The lack of carers has had a knock-on effect on hospitals, which are now having to keep patients on wards for longer rather than discharge them to a care setting.
“The hospital works in a circular flow. You interrupt any of that flow and you’ve got trouble,” says Glenn Carrington, a senior paramedic for the East of England Ambulance Service. “I’ve been sat outside a hospital with a patient on board for nine hours with the whole fleet backed up behind me – and this is not just our hospital, this is nationwide.”
Glenn can’t remember a worse time for the ambulance service in the 36 years he’s worked for it. Many of his colleagues are still reeling from the pandemic and have not had a real-terms pay rise since 2007.
“We might have forgotten about COVID, but COVID hasn’t forgotten about us. We’ve got loads of staff still going down with COVID and even more with long COVID and burnout,” he says.
Glenn is the chair of the Unison union branch for his region and also the Black members’ officer. He says that Black and Asian ethnic minorities are particularly vulnerable to being impacted by the cost of living crisis as they
“COVID went through us like a dose of salts,” he said. “It’s horrible. I had COVID and I was fighting for my life. It took about 18 months to fully recover from that. I lost some dear family members too, and I haven’t recovered from that, either.”
The most painful part for Glenn was not being able to put them to rest in the way he would have wanted.
“I’m a West Indian and when one of our loved ones dies, especially a matriarch or patriarch, it’s a big deal. You’re talking about steel bands, you’re talking about great big parties, big families. And we had to have eight people at our funerals. Eight,” he says.
In January 2021, as the number of deaths recorded from COVID surpassed 100,000, Boris Johnson vowed in a speech to “remember the courage of countless working people – not just our amazing NHS and care workers, but shop workers, transport staff, pharmacists, teachers, police, armed forces emergency services and many others.”
But now the pandemic has receded from headlines and the cost of living is at the forefront of people’s concerns, many workers that the government previously praised for their sacrifices are finding that its rhetoric has turned.
When transport workers went on strike for better pay and conditions in June, condemnation followed quickly from ministers. The transport minister Grant Shapps claimed that “rapacious union barons” were trying to “blackmail” companies.
Robbie Marnell, a regional organiser for the GMB union, says workers are striking for their basic needs, rather than out of greed, as Shapps claims.
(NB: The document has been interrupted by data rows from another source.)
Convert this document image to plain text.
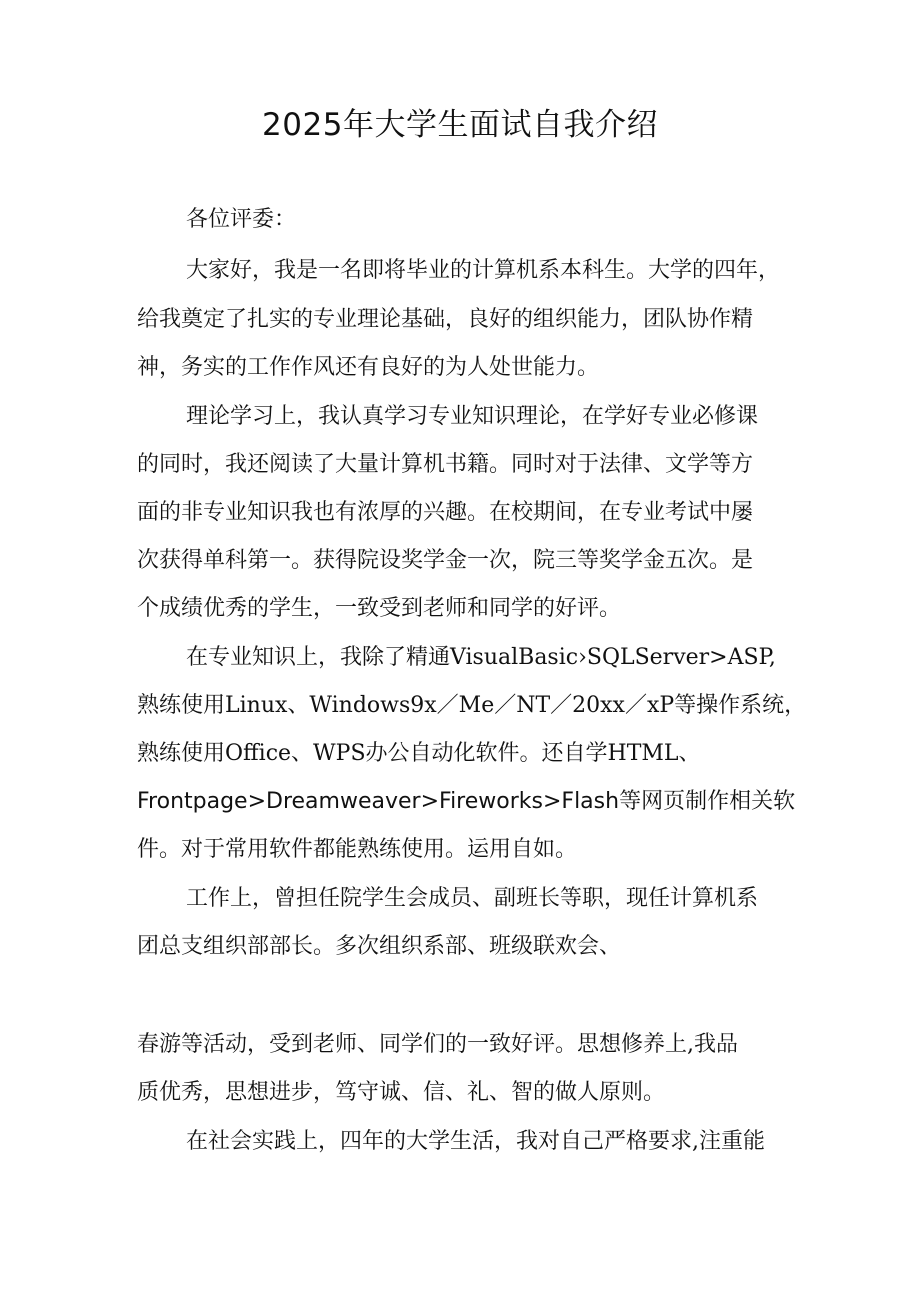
2025年大学生面试自我介绍

各位评委：

大家好，我是一名即将毕业的计算机系本科生。大学的四年，

给我奠定了扎实的专业理论基础，良好的组织能力，团队协作精

神，务实的工作作风还有良好的为人处世能力。

理论学习上，我认真学习专业知识理论，在学好专业必修课

的同时，我还阅读了大量计算机书籍。同时对于法律、文学等方

面的非专业知识我也有浓厚的兴趣。在校期间，在专业考试中屡

次获得单科第一。获得院设奖学金一次，院三等奖学金五次。是

个成绩优秀的学生，一致受到老师和同学的好评。

在专业知识上，我除了精通VisualBasic›SQLServer>ASP,

熟练使用Linux、Windows9x／Me／NT／20xx／xP等操作系统，

熟练使用Office、WPS办公自动化软件。还自学HTML、

Frontpage>Dreamweaver>Fireworks>Flash等网页制作相关软

件。对于常用软件都能熟练使用。运用自如。

工作上，曾担任院学生会成员、副班长等职，现任计算机系

团总支组织部部长。多次组织系部、班级联欢会、

春游等活动，受到老师、同学们的一致好评。思想修养上,我品

质优秀，思想进步，笃守诚、信、礼、智的做人原则。

在社会实践上，四年的大学生活，我对自己严格要求,注重能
“The bus drivers I represent are providing a key service to the community but they can’t afford to pay the bills and buy food for their families,” he said. “There’s lots of drivers suffering from long COVID now, too. Some of them have had to stop working altogether.”
Despite struggling to get by, Robbie says the Merseyside bus drivers he works with still feel a great sense of pride about their jobs and that has motivated them to stay and organise for better pay and conditions – despite having more lucrative work as HGV drivers open to them.
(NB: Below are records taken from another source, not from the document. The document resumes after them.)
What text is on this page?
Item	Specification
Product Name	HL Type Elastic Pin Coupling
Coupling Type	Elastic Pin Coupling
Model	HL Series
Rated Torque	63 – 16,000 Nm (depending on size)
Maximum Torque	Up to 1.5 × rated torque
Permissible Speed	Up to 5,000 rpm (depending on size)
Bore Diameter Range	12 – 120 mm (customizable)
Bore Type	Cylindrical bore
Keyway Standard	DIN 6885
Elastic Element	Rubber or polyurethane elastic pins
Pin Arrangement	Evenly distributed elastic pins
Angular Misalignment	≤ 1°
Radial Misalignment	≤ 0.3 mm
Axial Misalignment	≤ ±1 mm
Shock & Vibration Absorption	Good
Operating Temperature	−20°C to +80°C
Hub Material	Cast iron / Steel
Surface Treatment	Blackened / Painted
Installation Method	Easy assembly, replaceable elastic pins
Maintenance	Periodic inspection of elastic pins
Glenn feels the same, he has poured his life into the ambulance service: “It’s heartbreaking what’s happening to it now.” The service isn’t recruiting fast enough to replace people leaving and he worries about his colleagues on the bottom of the ladder.
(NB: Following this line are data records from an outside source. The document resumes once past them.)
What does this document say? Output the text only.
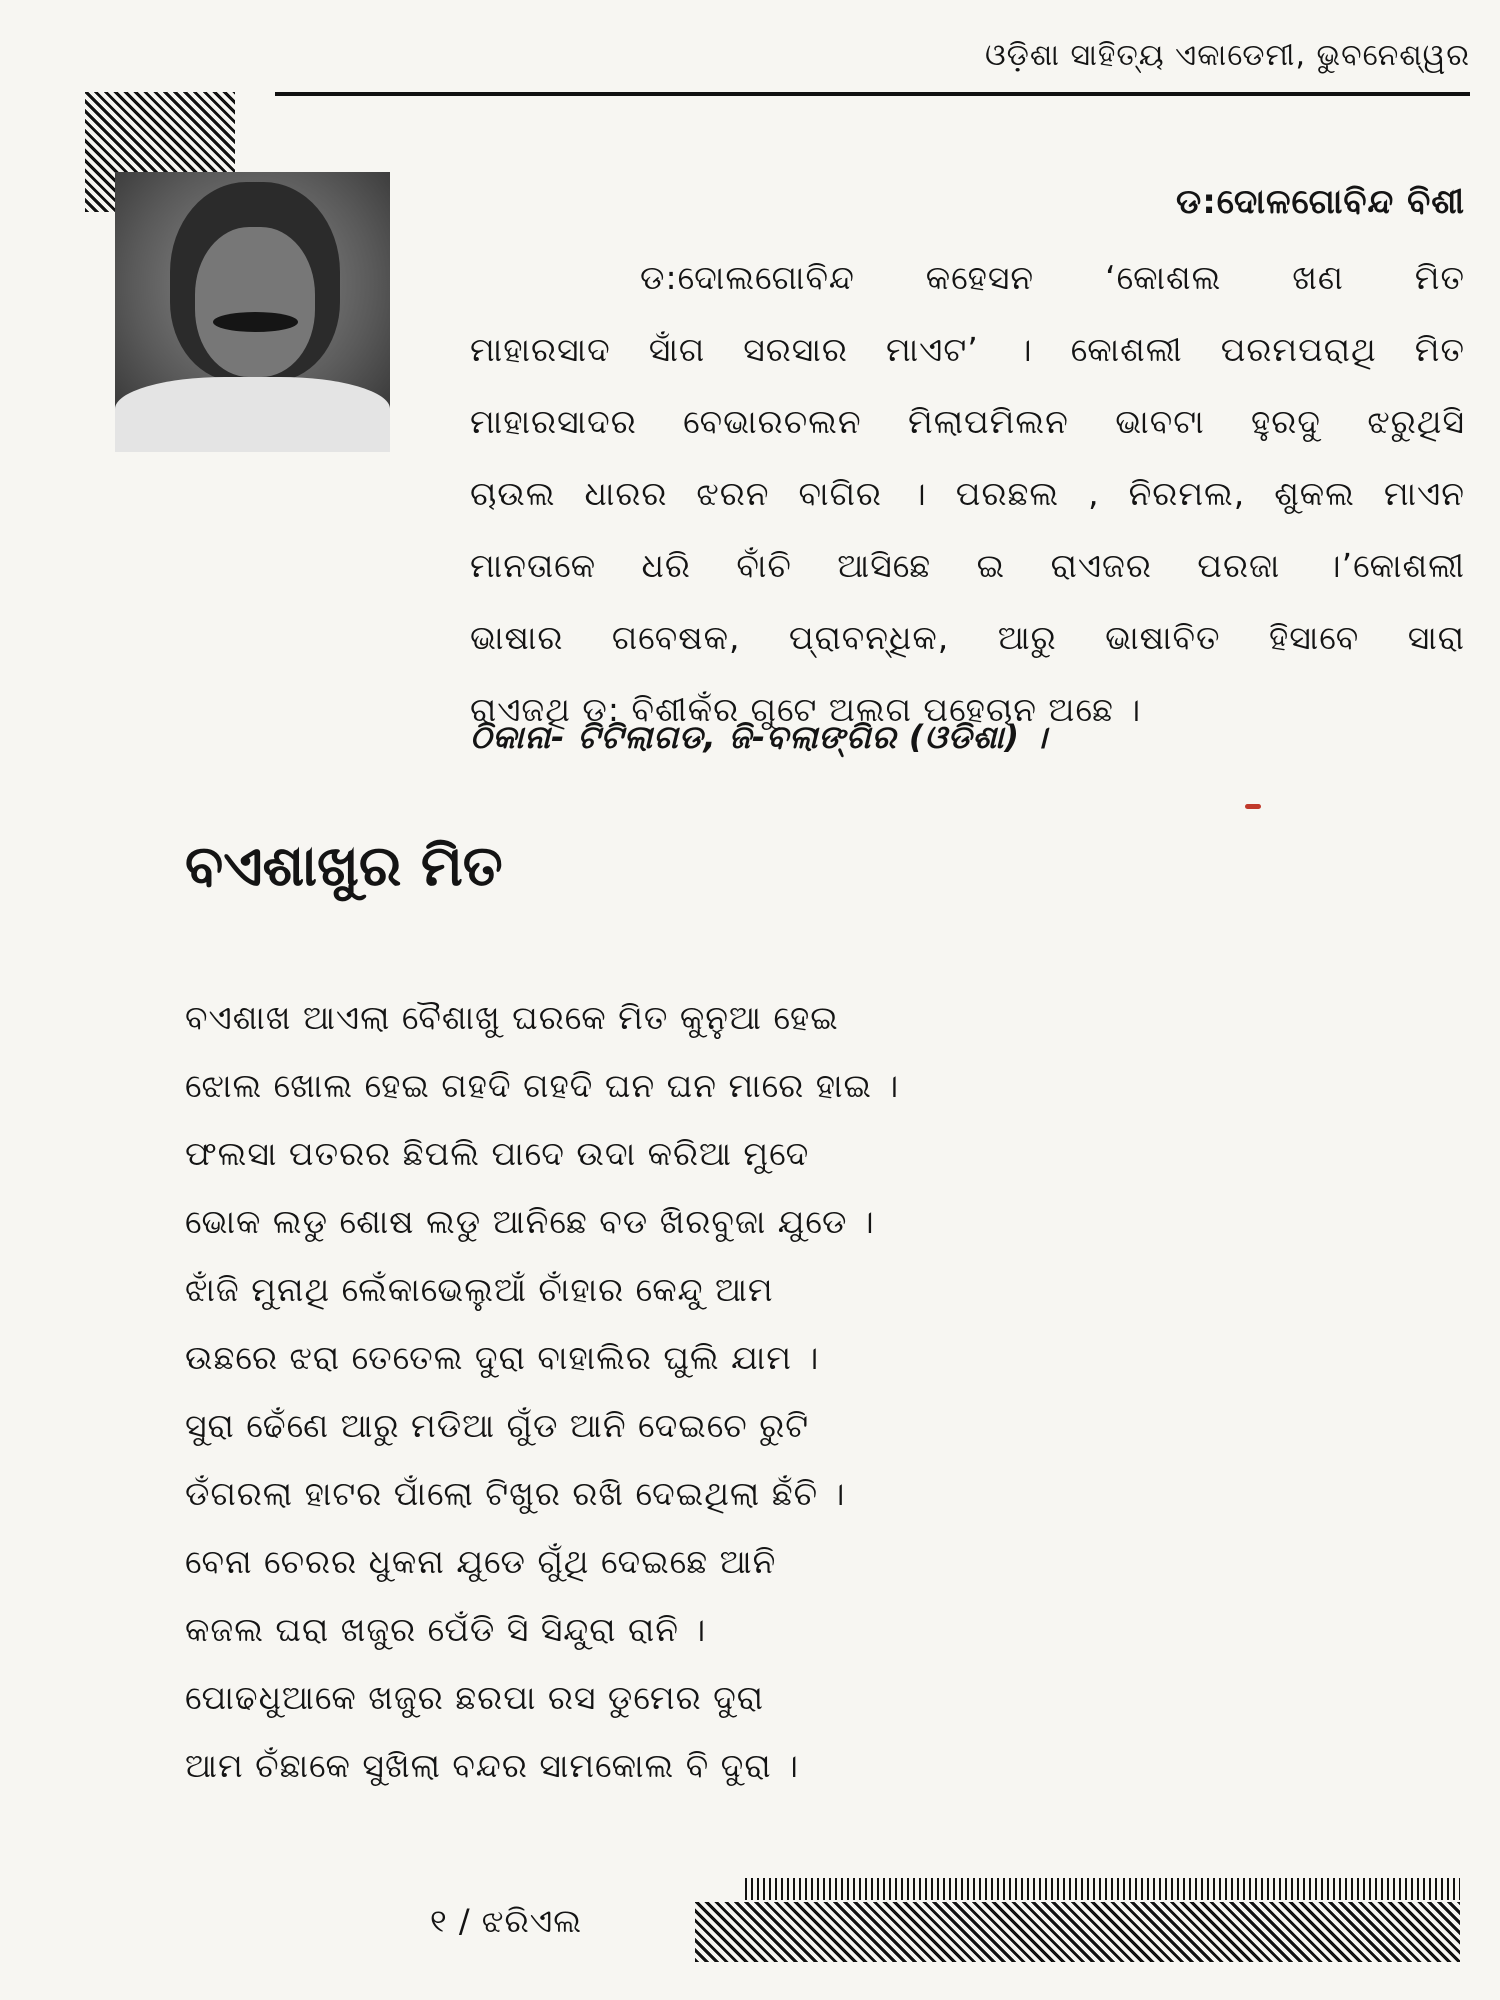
ଓଡ଼ିଶା ସାହିତ୍ୟ ଏକାଡେମୀ, ଭୁବନେଶ୍ୱର
ଡ:ଦୋଳଗୋବିନ୍ଦ ବିଶୀ
ଡ:ଦୋଲଗୋବିନ୍ଦ କହେସନ ‘କୋଶଲ ଖଣ ମିତ
ମାହାରସାଦ ସାଁଗ ସରସାର ମାଏଟ’ । କୋଶଲୀ ପରମପରାଥି ମିତ
ମାହାରସାଦର ବେଭାରଚଲନ ମିଲାପମିଲନ ଭାବଟା ହୁରଦୁ ଝରୁଥିସି
ଚାଉଲ ଧାରର ଝରନ ବାଗିର । ପରଛଲ , ନିରମଲ, ଶୁକଲ ମାଏନ
ମାନତାକେ ଧରି ବାଁଚି ଆସିଛେ ଇ ରାଏଜର ପରଜା ।’କୋଶଲୀ
ଭାଷାର ଗବେଷକ, ପ୍ରାବନ୍ଧିକ, ଆରୁ ଭାଷାବିତ ହିସାବେ ସାରା
ରାଏଜଥି ଡ: ବିଶୀକଁର ଗୁଟେ ଅଲଗ ପହେଚାନ ଅଛେ ।
ଠିକାନା- ଟିଟିଲାଗଡ, ଜି-ବଲାଙ୍ଗିର (ଓଡିଶା) ।
ବଏଶାଖୁର ମିତ
ବଏଶାଖ ଆଏଲା ବୈଶାଖୁ ଘରକେ ମିତ କୁନୁଆ ହେଇ
ଝୋଲ ଖୋଲ ହେଇ ଗହଦି ଗହଦି ଘନ ଘନ ମାରେ ହାଇ ।
ଫଲସା ପତରର ଛିପଲି ପାଦେ ଉଦା କରିଆ ମୁଦେ
ଭୋକ ଲଡୁ ଶୋଷ ଲଡୁ ଆନିଛେ ବଡ ଖିରବୁଜା ଯୁଡେ ।
ଝାଁଜି ମୁନାଥି ଲେଁକାଭେଲୁଆଁ ଚାଁହାର କେନ୍ଦୁ ଆମ
ଉଛରେ ଝରା ତେତେଲ ଦୁରା ବାହାଲିର ଘୁଲି ଯାମ ।
ସୁରା ଢେଁଣେ ଆରୁ ମଡିଆ ଗୁଁଡ ଆନି ଦେଇଚେ ରୁଟି
ଡଁଗରଲା ହାଟର ପାଁଲୋ ଟିଖୁର ରଖି ଦେଇଥିଲା ଛଁଚି ।
ବେନା ଚେରର ଧୁକନା ଯୁଡେ ଗୁଁଥି ଦେଇଛେ ଆନି
କଜଲ ଘରା ଖଜୁର ପେଁଡି ସି ସିନ୍ଦୁରା ରାନି ।
ପୋଢଧୁଆକେ ଖଜୁର ଛରପା ରସ ଡୁମେର ଦୁରା
ଆମ ଚଁଛାକେ ସୁଖିଲା ବନ୍ଦର ସାମକୋଲ ବି ଦୁରା ।
୧ / ଝରିଏଲ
“I just hope that whoever becomes the next Conservative leader grows a conscience and helps them,” he added.
A Mitie spokesperson said: “Our people are what make our business exceptional and we are proud to offer industry leading benefits. All of our colleagues on this contract are paid at least the London Living Wage. During the pandemic, our customers’ buildings were operating at much lower occupancy, resulting in significantly reduced workloads. Therefore our colleagues were given comparable tasks to complete so they did not see any reduction in their working hours.”